By "this" I mean the case in which a visitor's bandwidth is used to redistribute a file without their permission.
The solution to this is the same as it is for the crypto miners. Disable javascript and WebRTC by default and you no longer have to worry about every website you visit using your computer for whatever they want.
New tech is really nice and all, but I've never been a big fan of letting everyone and anyone run whatever code they want on my systems. If I actually need a website to do something like this I'll whitelist it or even set up a browser dedicated to that task, but at this point letting every website do whatever it wants is just dangerous.
Terrible internet providers are absolutely the norm across all of America. Except for a handful of small regional ISPs and municipal ISPs, where they haven't been outlawed.
As far as I know, Safari is doing something along these lines already (I believe WebRTC connections only work there after requesting camera or microphone permissions).
An explicit permission would be nicer, possibly ("this site is requesting to establish direct connections" or similar).
Have you ever used a limited data plan yourself or talked to someone who does about their web and app use patterns? People get attuned to which sites are wasting their data very quickly.
> Have there already been cases of websites making their visitors unwitting peers, similar to e.g. JavaScript cryptocurrency mining?
I haven't seen it yet in websites, but I have seen video streaming apps using torrents on the backend without informing users about it. It's caused people who thought they were legally (or at least 'safely') streaming shows and movies for free using something they found in the app store to be surprised when they got hit with DMCA notices from their ISP.
I did a PoC in college (~2008!) where I coded a distributed rainbow table generator in JS. It'd assign a block of hashes which would get sent back to the server.
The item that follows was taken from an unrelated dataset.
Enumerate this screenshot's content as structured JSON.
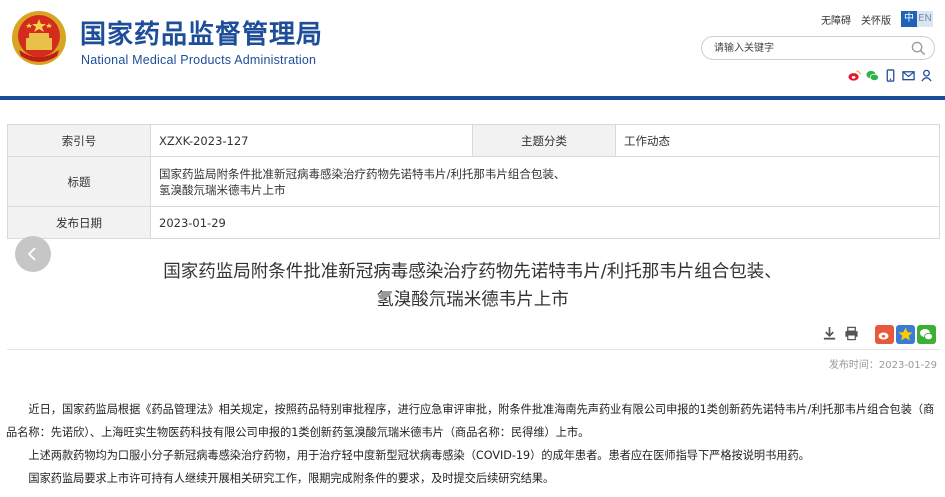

We showed that a single webserver distributing the work in a naive js implementation (long before webworks and wasm) could outpace a fairly decent local c impl (we were undergrads, so definitely not optimization experts).
Was fun until sites actually got on board with salting.
I know there has been unwitting peer-to-peer livestreaming of video, but that is not exactly the same as it did not involve file storage.
I think BBC, among others, have experimented with that.
There is https://arc.io/ which is a P2P CDN. Sites get paid a share of the profits based on the amount of data provided by their users. Seems like a cool alternative to ads IMO, but most people that hate ads also hate having their browser "hijacked" so idk if it'll take off.
Have there already been cases of websites making their visitors unwitting peers, similar to e.g. JavaScript cryptocurrency mining?